The magnetic moment of an electron moving in a circular orbit of radius R with a time period T is

• A. \(\frac{2\pi Re}{T} \)
• B. \(\frac{\pi eR}{T} \)
• C. \(\frac{\pi eR^2}{T} \)
• D. \(\pi R^2 eT \)

Hint:

To find the magnetic moment of a charged particle in a circular orbit: 1. Equivalent Current: The orbiting charge \(q\) with time period \(T\) creates an equivalent current \(I = q/T\). 2. Area of Loop: For a circular orbit of radius \(R\), the area is \(A = \pi R^2\). 3. Magnetic Moment: The magnetic moment is \(\mu = IA\). For an electron (charge \(e\)), this simplifies to \(\mu = \frac{\pi eR^2}{T}\).

Answer 1

The Correct Option is C

Step 1: Define the magnetic moment of a current loop.
The magnetic moment (\(\mu\)) of a current loop is defined as the product of the current (\(I\)) flowing through the loop and the area (\(A\)) enclosed by the loop: \[ \mu = IA \] Step 2: Determine the current due to the orbiting electron.
An electron orbiting in a circular path constitutes a current.
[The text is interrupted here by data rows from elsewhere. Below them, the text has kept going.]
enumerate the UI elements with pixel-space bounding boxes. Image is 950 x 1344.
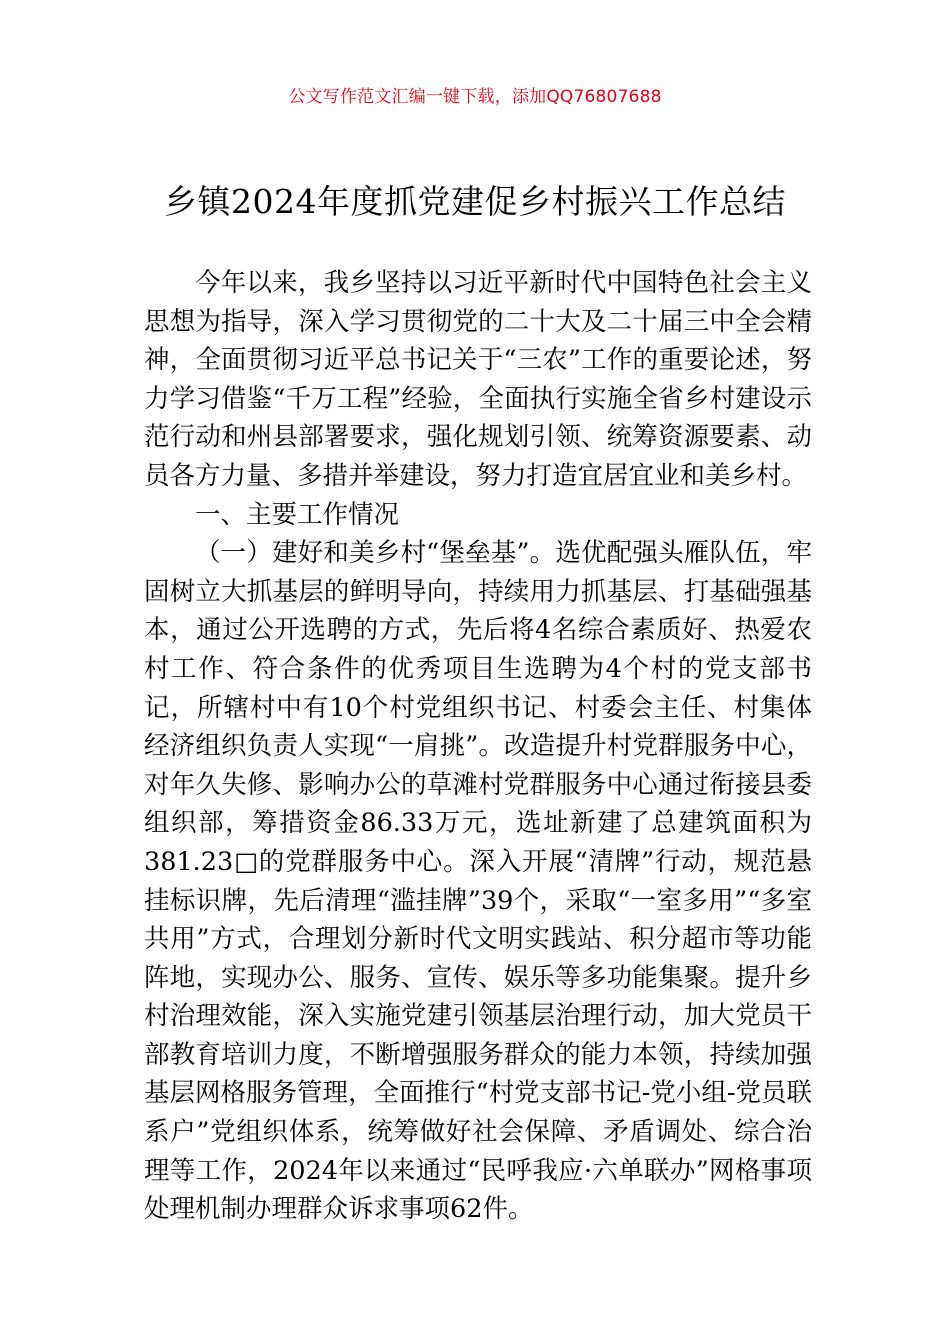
body-paragraph: （一）建好和美乡村“堡垒基”。选优配强头雁队伍，牢固树立大抓基层的鲜明导向，持续用力抓基层、打基础强基本，通过公开选聘的方式，先后将4名综合素质好、热爱农村工作、符合条件的优秀项目生选聘为4个村的党支部书记，所辖村中有10个村党组织书记、村委会主任、村集体经济组织负责人实现“一肩挑”。改造提升村党群服务中心，对年久失修、影响办公的草滩村党群服务中心通过衔接县委组织部，筹措资金86.33万元，选址新建了总建筑面积为381.23□的党群服务中心。深入开展“清牌”行动，规范悬挂标识牌，先后清理“滥挂牌”39个，采取“一室多用”“多室共用”方式，合理划分新时代文明实践站、积分超市等功能阵地，实现办公、服务、宣传、娱乐等多功能集聚。提升乡村治理效能，深入实施党建引领基层治理行动，加大党员干部教育培训力度，不断增强服务群众的能力本领，持续加强基层网格服务管理，全面推行“村党支部书记-党小组-党员联系户”党组织体系，统筹做好社会保障、矛盾调处、综合治理等工作，2024年以来通过“民呼我应·六单联办”网格事项处理机制办理群众诉求事项62件。 (144, 538, 812, 1225)
section-heading: 一、主要工作情况 (195, 499, 400, 530)
document-body (144, 264, 812, 1229)
download-promo-note: 公文写作范文汇编一键下载，添加QQ76807688 (288, 87, 662, 107)
document-title: 乡镇2024年度抓党建促乡村振兴工作总结 (164, 182, 786, 221)
intro-paragraph: 今年以来，我乡坚持以习近平新时代中国特色社会主义思想为指导，深入学习贯彻党的二十大及二十届三中全会精神，全面贯彻习近平总书记关于“三农”工作的重要论述，努力学习借鉴“千万工程”经验，全面执行实施全省乡村建设示范行动和州县部署要求，强化规划引领、统筹资源要素、动员各方力量、多措并举建设，努力打造宜居宜业和美乡村。 (144, 268, 812, 491)
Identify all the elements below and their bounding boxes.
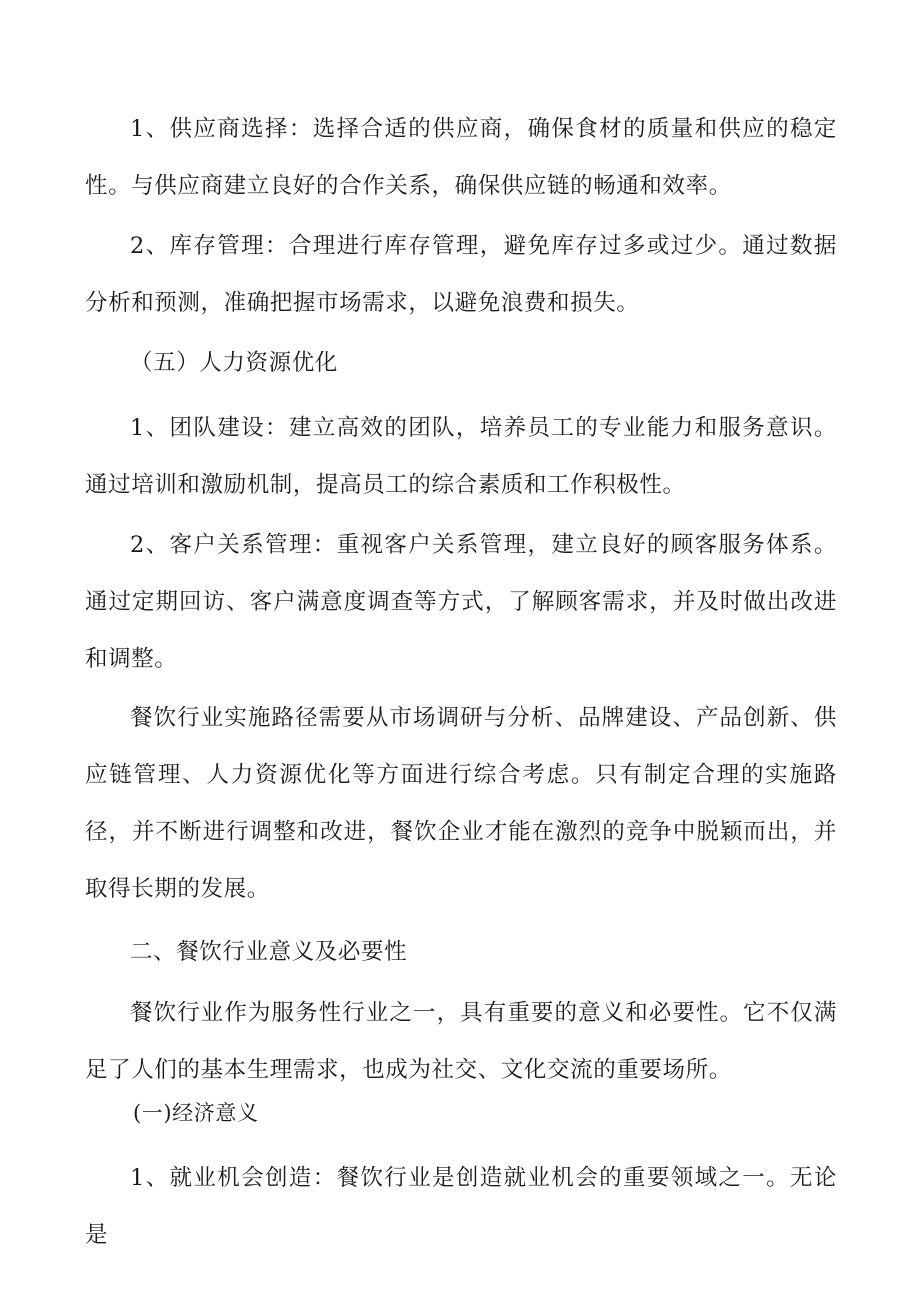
paragraph-customer-relations: 2、客户关系管理：重视客户关系管理，建立良好的顾客服务体系。通过定期回访、客户满意度调查等方式，了解顾客需求，并及时做出改进和调整。 bbox=[85, 532, 837, 672]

Current is defined as the amount of charge passing a point per unit time.
In this case, the charge is that of a single electron, \(e\).
The time taken for one complete revolution (one full cycle) is the time period \(T\).
Therefore, the equivalent current \(I\) due to the electron's motion is: \[ I = \frac{\text{charge}}{\text{time period}} = \frac{e}{T} \] Step 3: Determine the area of the circular orbit.
The electron moves in a circular orbit of radius \(R\). The area of a circle is given by: \[ A = \pi R^2 \] Step 4: Substitute the expressions for current and area into the magnetic moment formula.
Now, substitute the expressions for \(I\) and \(A\) into the magnetic moment formula \(\mu = IA\): \[ \mu = \left(\frac{e}{T}\right) (\pi R^2) \] Rearranging the terms, we get: \[ \mu = \frac{\pi eR^2}{T} \] The final answer is \( \boxed{\frac{\pi eR^2}{T}} \).